Why use it, then? I navigated my way to the corporate website. Freezer Burn was an independent start-up company, run by a couple of IT wizards who had cut their teeth at Microsoft and Apple. The video explaining the software had high production values, and I could see how someone might be seduced. It looked like they were preying on fear, promising system administrators that Freezer Burn would reduce vulnerability to hackers and viruses, protecting student data and network integrity.
One warning flag to me was that they were only on release 2.02. I knew that meant it was only the second patch, or revision, to the second version of the software. I couldn’t imagine how anything so new could manage to negotiate with the wide variety of hardware and software you’d find on a college campus—everything from the homemade programs the math department used to format equations to the sophisticated databases that managed registration and grade processing. I knew from experience that the computers on the Eastern campus were a patchwork of older and newer models, both PC and Mac, with a range of operating software and peripheral equipment.

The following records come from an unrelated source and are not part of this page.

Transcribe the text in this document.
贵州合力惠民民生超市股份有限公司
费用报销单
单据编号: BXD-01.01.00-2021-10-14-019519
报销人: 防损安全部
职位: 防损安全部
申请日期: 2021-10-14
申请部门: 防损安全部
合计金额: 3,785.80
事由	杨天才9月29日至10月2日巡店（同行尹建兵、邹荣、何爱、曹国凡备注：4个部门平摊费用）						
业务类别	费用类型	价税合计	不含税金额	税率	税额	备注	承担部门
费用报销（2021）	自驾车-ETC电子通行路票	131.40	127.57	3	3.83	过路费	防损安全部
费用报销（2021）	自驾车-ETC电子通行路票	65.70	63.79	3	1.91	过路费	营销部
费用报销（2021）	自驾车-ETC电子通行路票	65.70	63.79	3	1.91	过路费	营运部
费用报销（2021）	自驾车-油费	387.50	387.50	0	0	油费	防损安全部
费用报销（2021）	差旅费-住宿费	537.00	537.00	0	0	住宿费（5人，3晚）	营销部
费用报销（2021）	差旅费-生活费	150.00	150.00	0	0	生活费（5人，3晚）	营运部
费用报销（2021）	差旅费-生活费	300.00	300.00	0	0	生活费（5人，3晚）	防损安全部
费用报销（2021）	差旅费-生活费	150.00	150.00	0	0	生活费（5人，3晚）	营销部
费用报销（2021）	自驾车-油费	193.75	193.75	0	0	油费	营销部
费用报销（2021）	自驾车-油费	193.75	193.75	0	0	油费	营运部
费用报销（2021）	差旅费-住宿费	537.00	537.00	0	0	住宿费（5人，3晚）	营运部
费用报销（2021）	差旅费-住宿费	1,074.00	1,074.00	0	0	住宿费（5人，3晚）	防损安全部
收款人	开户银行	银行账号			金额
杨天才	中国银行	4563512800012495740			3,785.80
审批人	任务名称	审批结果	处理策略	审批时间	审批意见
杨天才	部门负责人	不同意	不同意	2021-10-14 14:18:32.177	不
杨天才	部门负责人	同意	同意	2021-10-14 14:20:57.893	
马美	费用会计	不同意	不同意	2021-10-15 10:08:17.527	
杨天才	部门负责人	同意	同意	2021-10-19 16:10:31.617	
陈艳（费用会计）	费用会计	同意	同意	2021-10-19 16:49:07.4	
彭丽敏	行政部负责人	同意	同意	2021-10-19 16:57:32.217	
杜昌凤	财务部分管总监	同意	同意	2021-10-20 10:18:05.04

Every time Microsoft comes out with a new edition of Windows, people complain that their older printers and other equipment are left behind because the developers didn’t bother to build in the capability to work with those older, nearly obsolete pieces of equipment. I had the feeling that problem would be even worse with a new company like Freezer Burn, which wouldn’t have the resources to devote to tracking down every old piece of software and hardware out there.
I rebooted before I left the library. One good thing about Freezer Burn was that it would erase my browsing history on that computer. It was almost lunchtime, so on my way back to Fields Hall I picked up a roast beef hoagie. I had missed those big, beefy sandwiches when I lived in New York and California; nobody makes them the way they do in Philly and its suburbs. I liked my hoagies on a fresh-baked crusty Italian-style roll, layered with Russian dressing, shredded lettuce, sliced tomatoes, and thin sheets of rare roast beef. Heaven on a bun.